Rodolphe Sinimale : Les travaux menés sur le cerveau du moine et scientifique Matthieu Ricard par les chercheurs Richard J. Davidson, de l’Université de Madison - Wisconsin aux Etats-Unis, ou encore par Tania Singer, de l’Institut Max Planck en Allemagne, experte mondiale de la compassion - montrent très clairement et sans ambiguïté que :

- transformer son esprit est possible. Il faut, pour cela, de la répétition, de l’effort, et aussi et également un enseignant qualifié pour nous accompagner ;
- cultiver quotidiennement des qualités telles que la bienveillance ou la gentillesse provoque de profonds changements au sein du cerveau - la compassion étant l’émotion suprême en terme de fonctionnement neuronal optimal comme l’a montré Tania Singer.

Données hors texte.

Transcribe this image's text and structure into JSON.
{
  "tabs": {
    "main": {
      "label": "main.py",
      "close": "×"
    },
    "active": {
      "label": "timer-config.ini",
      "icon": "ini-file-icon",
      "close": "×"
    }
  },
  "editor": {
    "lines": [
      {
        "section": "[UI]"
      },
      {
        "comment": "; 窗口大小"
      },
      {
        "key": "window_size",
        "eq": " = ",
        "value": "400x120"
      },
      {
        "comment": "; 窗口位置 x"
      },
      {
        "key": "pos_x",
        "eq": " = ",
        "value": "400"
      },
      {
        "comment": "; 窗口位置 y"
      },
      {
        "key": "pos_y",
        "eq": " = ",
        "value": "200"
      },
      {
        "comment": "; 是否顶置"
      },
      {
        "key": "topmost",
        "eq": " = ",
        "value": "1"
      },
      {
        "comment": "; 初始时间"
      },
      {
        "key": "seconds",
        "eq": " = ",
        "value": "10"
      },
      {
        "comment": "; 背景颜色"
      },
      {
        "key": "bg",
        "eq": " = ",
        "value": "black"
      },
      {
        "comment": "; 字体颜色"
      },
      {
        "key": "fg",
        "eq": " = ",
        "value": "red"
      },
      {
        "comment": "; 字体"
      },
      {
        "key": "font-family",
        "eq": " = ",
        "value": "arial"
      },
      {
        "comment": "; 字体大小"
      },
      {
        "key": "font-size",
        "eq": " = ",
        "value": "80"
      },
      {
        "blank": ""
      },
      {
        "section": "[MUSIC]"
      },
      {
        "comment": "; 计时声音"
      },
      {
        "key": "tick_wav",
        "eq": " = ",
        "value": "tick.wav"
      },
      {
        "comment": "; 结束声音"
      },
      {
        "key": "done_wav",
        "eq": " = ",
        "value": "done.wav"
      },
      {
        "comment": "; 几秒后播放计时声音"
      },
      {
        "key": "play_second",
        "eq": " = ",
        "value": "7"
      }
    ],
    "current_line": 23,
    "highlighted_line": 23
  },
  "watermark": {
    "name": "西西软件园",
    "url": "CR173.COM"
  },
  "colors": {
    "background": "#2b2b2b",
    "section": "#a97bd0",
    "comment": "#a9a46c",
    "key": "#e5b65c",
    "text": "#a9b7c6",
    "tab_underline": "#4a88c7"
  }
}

Michel Spodenkiewicz : …et ces changements incroyables se matérialisent à la fois au niveau structurel et au niveau fonctionnel, sur le fonctionnement cérébral mais aussi dans le vécu rapporté par les participants. Les résultats préliminaires de notre étude laissent à penser que les modifications du rapport au temps sont un des ingrédients de la transformation qui s’opère chez les méditants.

Quels sont les futurs possibles à présent ?

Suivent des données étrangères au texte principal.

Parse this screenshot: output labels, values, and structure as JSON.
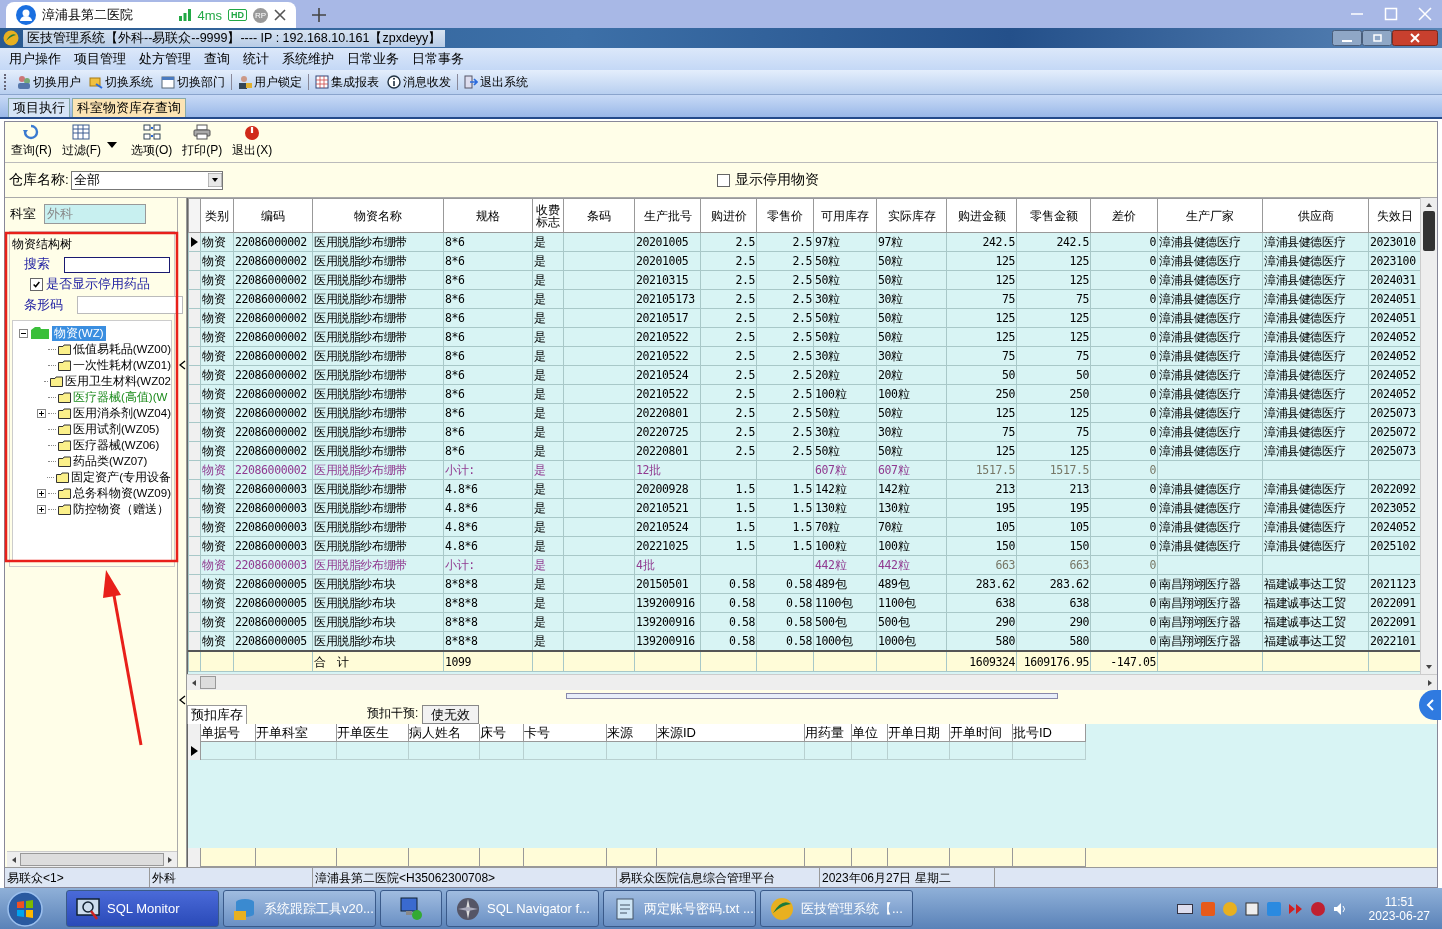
{
  "browser": {
    "tab_title": "漳浦县第二医院",
    "latency": "4ms",
    "badges": [
      "HD",
      "RP"
    ]
  },
  "window": {
    "title": "医技管理系统【外科--易联众--9999】---- IP : 192.168.10.161【zpxdeyy】"
  },
  "menu": [
    "用户操作",
    "项目管理",
    "处方管理",
    "查询",
    "统计",
    "系统维护",
    "日常业务",
    "日常事务"
  ],
  "toolbar": {
    "groups": [
      [
        "切换用户",
        "切换系统",
        "切换部门"
      ],
      [
        "用户锁定"
      ],
      [
        "集成报表",
        "消息收发"
      ],
      [
        "退出系统"
      ]
    ]
  },
  "doc_tabs": [
    {
      "label": "项目执行",
      "selected": false
    },
    {
      "label": "科室物资库存查询",
      "selected": true
    }
  ],
  "actions": [
    "查询(R)",
    "过滤(F)",
    "选项(O)",
    "打印(P)",
    "退出(X)"
  ],
  "warehouse": {
    "label": "仓库名称:",
    "value": "全部"
  },
  "show_disabled": {
    "label": "显示停用物资",
    "checked": false
  },
  "left": {
    "dept_label": "科室",
    "dept_value": "外科",
    "group_title": "物资结构树",
    "search_label": "搜索",
    "show_disabled_drugs": {
      "label": "是否显示停用药品",
      "checked": true
    },
    "barcode_label": "条形码",
    "tree": [
      {
        "label": "物资(WZ)",
        "selected": true,
        "expanded": true,
        "children": [
          {
            "label": "低值易耗品(WZ00)",
            "has_children": false,
            "highlighted": false
          },
          {
            "label": "一次性耗材(WZ01)",
            "has_children": false,
            "highlighted": false
          },
          {
            "label": "医用卫生材料(WZ02",
            "has_children": false,
            "highlighted": false
          },
          {
            "label": "医疗器械(高值)(W",
            "has_children": false,
            "highlighted": true
          },
          {
            "label": "医用消杀剂(WZ04)",
            "has_children": true,
            "highlighted": false
          },
          {
            "label": "医用试剂(WZ05)",
            "has_children": false,
            "highlighted": false
          },
          {
            "label": "医疗器械(WZ06)",
            "has_children": false,
            "highlighted": false
          },
          {
            "label": "药品类(WZ07)",
            "has_children": false,
            "highlighted": false
          },
          {
            "label": "固定资产(专用设备",
            "has_children": false,
            "highlighted": false
          },
          {
            "label": "总务科物资(WZ09)",
            "has_children": true,
            "highlighted": false
          },
          {
            "label": "防控物资（赠送）",
            "has_children": true,
            "highlighted": false
          }
        ]
      }
    ]
  },
  "table": {
    "columns": [
      "类别",
      "编码",
      "物资名称",
      "规格",
      "收费标志",
      "条码",
      "生产批号",
      "购进价",
      "零售价",
      "可用库存",
      "实际库存",
      "购进金额",
      "零售金额",
      "差价",
      "生产厂家",
      "供应商",
      "失效日"
    ],
    "rows": [
      {
        "kind": "item",
        "selected": true,
        "cells": [
          "物资",
          "22086000002",
          "医用脱脂纱布绷带",
          "8*6",
          "是",
          null,
          "20201005",
          "2.5",
          "2.5",
          "97粒",
          "97粒",
          "242.5",
          "242.5",
          "0",
          "漳浦县健德医疗",
          "漳浦县健德医疗",
          "2023010"
        ]
      },
      {
        "kind": "item",
        "selected": false,
        "cells": [
          "物资",
          "22086000002",
          "医用脱脂纱布绷带",
          "8*6",
          "是",
          null,
          "20201005",
          "2.5",
          "2.5",
          "50粒",
          "50粒",
          "125",
          "125",
          "0",
          "漳浦县健德医疗",
          "漳浦县健德医疗",
          "2023100"
        ]
      },
      {
        "kind": "item",
        "selected": false,
        "cells": [
          "物资",
          "22086000002",
          "医用脱脂纱布绷带",
          "8*6",
          "是",
          null,
          "20210315",
          "2.5",
          "2.5",
          "50粒",
          "50粒",
          "125",
          "125",
          "0",
          "漳浦县健德医疗",
          "漳浦县健德医疗",
          "2024031"
        ]
      },
      {
        "kind": "item",
        "selected": false,
        "cells": [
          "物资",
          "22086000002",
          "医用脱脂纱布绷带",
          "8*6",
          "是",
          null,
          "202105173",
          "2.5",
          "2.5",
          "30粒",
          "30粒",
          "75",
          "75",
          "0",
          "漳浦县健德医疗",
          "漳浦县健德医疗",
          "2024051"
        ]
      },
      {
        "kind": "item",
        "selected": false,
        "cells": [
          "物资",
          "22086000002",
          "医用脱脂纱布绷带",
          "8*6",
          "是",
          null,
          "20210517",
          "2.5",
          "2.5",
          "50粒",
          "50粒",
          "125",
          "125",
          "0",
          "漳浦县健德医疗",
          "漳浦县健德医疗",
          "2024051"
        ]
      },
      {
        "kind": "item",
        "selected": false,
        "cells": [
          "物资",
          "22086000002",
          "医用脱脂纱布绷带",
          "8*6",
          "是",
          null,
          "20210522",
          "2.5",
          "2.5",
          "50粒",
          "50粒",
          "125",
          "125",
          "0",
          "漳浦县健德医疗",
          "漳浦县健德医疗",
          "2024052"
        ]
      },
      {
        "kind": "item",
        "selected": false,
        "cells": [
          "物资",
          "22086000002",
          "医用脱脂纱布绷带",
          "8*6",
          "是",
          null,
          "20210522",
          "2.5",
          "2.5",
          "30粒",
          "30粒",
          "75",
          "75",
          "0",
          "漳浦县健德医疗",
          "漳浦县健德医疗",
          "2024052"
        ]
      },
      {
        "kind": "item",
        "selected": false,
        "cells": [
          "物资",
          "22086000002",
          "医用脱脂纱布绷带",
          "8*6",
          "是",
          null,
          "20210524",
          "2.5",
          "2.5",
          "20粒",
          "20粒",
          "50",
          "50",
          "0",
          "漳浦县健德医疗",
          "漳浦县健德医疗",
          "2024052"
        ]
      },
      {
        "kind": "item",
        "selected": false,
        "cells": [
          "物资",
          "22086000002",
          "医用脱脂纱布绷带",
          "8*6",
          "是",
          null,
          "20210522",
          "2.5",
          "2.5",
          "100粒",
          "100粒",
          "250",
          "250",
          "0",
          "漳浦县健德医疗",
          "漳浦县健德医疗",
          "2024052"
        ]
      },
      {
        "kind": "item",
        "selected": false,
        "cells": [
          "物资",
          "22086000002",
          "医用脱脂纱布绷带",
          "8*6",
          "是",
          null,
          "20220801",
          "2.5",
          "2.5",
          "50粒",
          "50粒",
          "125",
          "125",
          "0",
          "漳浦县健德医疗",
          "漳浦县健德医疗",
          "2025073"
        ]
      },
      {
        "kind": "item",
        "selected": false,
        "cells": [
          "物资",
          "22086000002",
          "医用脱脂纱布绷带",
          "8*6",
          "是",
          null,
          "20220725",
          "2.5",
          "2.5",
          "30粒",
          "30粒",
          "75",
          "75",
          "0",
          "漳浦县健德医疗",
          "漳浦县健德医疗",
          "2025072"
        ]
      },
      {
        "kind": "item",
        "selected": false,
        "cells": [
          "物资",
          "22086000002",
          "医用脱脂纱布绷带",
          "8*6",
          "是",
          null,
          "20220801",
          "2.5",
          "2.5",
          "50粒",
          "50粒",
          "125",
          "125",
          "0",
          "漳浦县健德医疗",
          "漳浦县健德医疗",
          "2025073"
        ]
      },
      {
        "kind": "subtotal",
        "selected": false,
        "cells": [
          "物资",
          "22086000002",
          "医用脱脂纱布绷带",
          "小计:",
          "是",
          null,
          "12批",
          null,
          null,
          "607粒",
          "607粒",
          "1517.5",
          "1517.5",
          "0",
          null,
          null,
          null
        ]
      },
      {
        "kind": "item",
        "selected": false,
        "cells": [
          "物资",
          "22086000003",
          "医用脱脂纱布绷带",
          "4.8*6",
          "是",
          null,
          "20200928",
          "1.5",
          "1.5",
          "142粒",
          "142粒",
          "213",
          "213",
          "0",
          "漳浦县健德医疗",
          "漳浦县健德医疗",
          "2022092"
        ]
      },
      {
        "kind": "item",
        "selected": false,
        "cells": [
          "物资",
          "22086000003",
          "医用脱脂纱布绷带",
          "4.8*6",
          "是",
          null,
          "20210521",
          "1.5",
          "1.5",
          "130粒",
          "130粒",
          "195",
          "195",
          "0",
          "漳浦县健德医疗",
          "漳浦县健德医疗",
          "2023052"
        ]
      },
      {
        "kind": "item",
        "selected": false,
        "cells": [
          "物资",
          "22086000003",
          "医用脱脂纱布绷带",
          "4.8*6",
          "是",
          null,
          "20210524",
          "1.5",
          "1.5",
          "70粒",
          "70粒",
          "105",
          "105",
          "0",
          "漳浦县健德医疗",
          "漳浦县健德医疗",
          "2024052"
        ]
      },
      {
        "kind": "item",
        "selected": false,
        "cells": [
          "物资",
          "22086000003",
          "医用脱脂纱布绷带",
          "4.8*6",
          "是",
          null,
          "20221025",
          "1.5",
          "1.5",
          "100粒",
          "100粒",
          "150",
          "150",
          "0",
          "漳浦县健德医疗",
          "漳浦县健德医疗",
          "2025102"
        ]
      },
      {
        "kind": "subtotal",
        "selected": false,
        "cells": [
          "物资",
          "22086000003",
          "医用脱脂纱布绷带",
          "小计:",
          "是",
          null,
          "4批",
          null,
          null,
          "442粒",
          "442粒",
          "663",
          "663",
          "0",
          null,
          null,
          null
        ]
      },
      {
        "kind": "item",
        "selected": false,
        "cells": [
          "物资",
          "22086000005",
          "医用脱脂纱布块",
          "8*8*8",
          "是",
          null,
          "20150501",
          "0.58",
          "0.58",
          "489包",
          "489包",
          "283.62",
          "283.62",
          "0",
          "南昌翔翊医疗器",
          "福建诚事达工贸",
          "2021123"
        ]
      },
      {
        "kind": "item",
        "selected": false,
        "cells": [
          "物资",
          "22086000005",
          "医用脱脂纱布块",
          "8*8*8",
          "是",
          null,
          "139200916",
          "0.58",
          "0.58",
          "1100包",
          "1100包",
          "638",
          "638",
          "0",
          "南昌翔翊医疗器",
          "福建诚事达工贸",
          "2022091"
        ]
      },
      {
        "kind": "item",
        "selected": false,
        "cells": [
          "物资",
          "22086000005",
          "医用脱脂纱布块",
          "8*8*8",
          "是",
          null,
          "139200916",
          "0.58",
          "0.58",
          "500包",
          "500包",
          "290",
          "290",
          "0",
          "南昌翔翊医疗器",
          "福建诚事达工贸",
          "2022091"
        ]
      },
      {
        "kind": "item",
        "selected": false,
        "cells": [
          "物资",
          "22086000005",
          "医用脱脂纱布块",
          "8*8*8",
          "是",
          null,
          "139200916",
          "0.58",
          "0.58",
          "1000包",
          "1000包",
          "580",
          "580",
          "0",
          "南昌翔翊医疗器",
          "福建诚事达工贸",
          "2022101"
        ]
      }
    ],
    "total": {
      "label": "合　计",
      "count": "1099",
      "buy_amount": "1609324",
      "retail_amount": "1609176.95",
      "price_difference": "-147.05"
    }
  },
  "reserved": {
    "tab": "预扣库存",
    "intervene_label": "预扣干预:",
    "invalidate_button": "使无效",
    "columns": [
      "单据号",
      "开单科室",
      "开单医生",
      "病人姓名",
      "床号",
      "卡号",
      "来源",
      "来源ID",
      "用药量",
      "单位",
      "开单日期",
      "开单时间",
      "批号ID"
    ]
  },
  "status_bar": [
    "易联众<1>",
    "外科",
    "漳浦县第二医院<H35062300708>",
    "易联众医院信息综合管理平台",
    "2023年06月27日 星期二"
  ],
  "taskbar": {
    "items": [
      {
        "label": "SQL Monitor",
        "selected": true
      },
      {
        "label": "系统跟踪工具v20...",
        "selected": false
      },
      {
        "selected": false
      },
      {
        "label": "SQL Navigator f...",
        "selected": false
      },
      {
        "label": "两定账号密码.txt ...",
        "selected": false
      },
      {
        "label": "医技管理系统【...",
        "selected": false
      }
    ],
    "time": "11:51",
    "date": "2023-06-27"
  }
}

Docteur Yeni Loumouamou : Les projets à venir sont nombreux car une chose est sure : méditer et développer la bienveillance, ça marche ! Les premiers retours qualitatifs des participants à l’expérimentation sont prometteurs et enthousiasmants pour changer la donne des ambiances hospitalières. C’est pour cela que, dans le même temps, nous avons déposé plusieurs autres projets de recherche scientifique, afin que nous puissions reproduire cette innovation à plus plus grande échelle.

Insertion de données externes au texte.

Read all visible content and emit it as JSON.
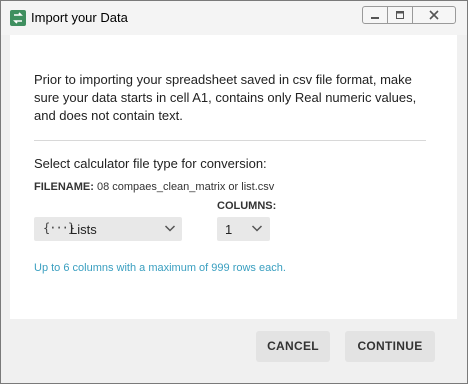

Nous ouvrons aussi - dès le mois de septembre 2017 et c’est une première ! - un créneau officiel de méditation au sein du PFME - ouvert à tous les soignants !

Enfin, une exposition itinérante est en cours de finalisation : nous espérons qu’elle donnera envie à tous nos collègues d’expérimenter, résultats à l’appui, qu’un autre hôpital est possible pour le XXIème siècle…

Rodolphe Sinimale : …Oui, un autre hôpital est possible ! Un hôpital plus heureux, plus humain… plus altruiste.

A PROPOS DE RODOLPHE SINIMALE


Apprécié pour sa simplicité et son enthousiasme, Rodolphe Sinimale est surtout connu pour une aventure hors norme, tout autour du monde : 5 années et près de 200.000 km parcourus, au plus près des habitants de notre planète ! "Ma quête spirituelle", aime-t-il à partager. Titulaire d’un MBA de l’ESG Paris XI, spécialisé en Relations humaines et expert en Psychologie positive, il partage son expérience à travers des programmes éducatifs originaux et des enseignements souvent qualifiés d’audacieux.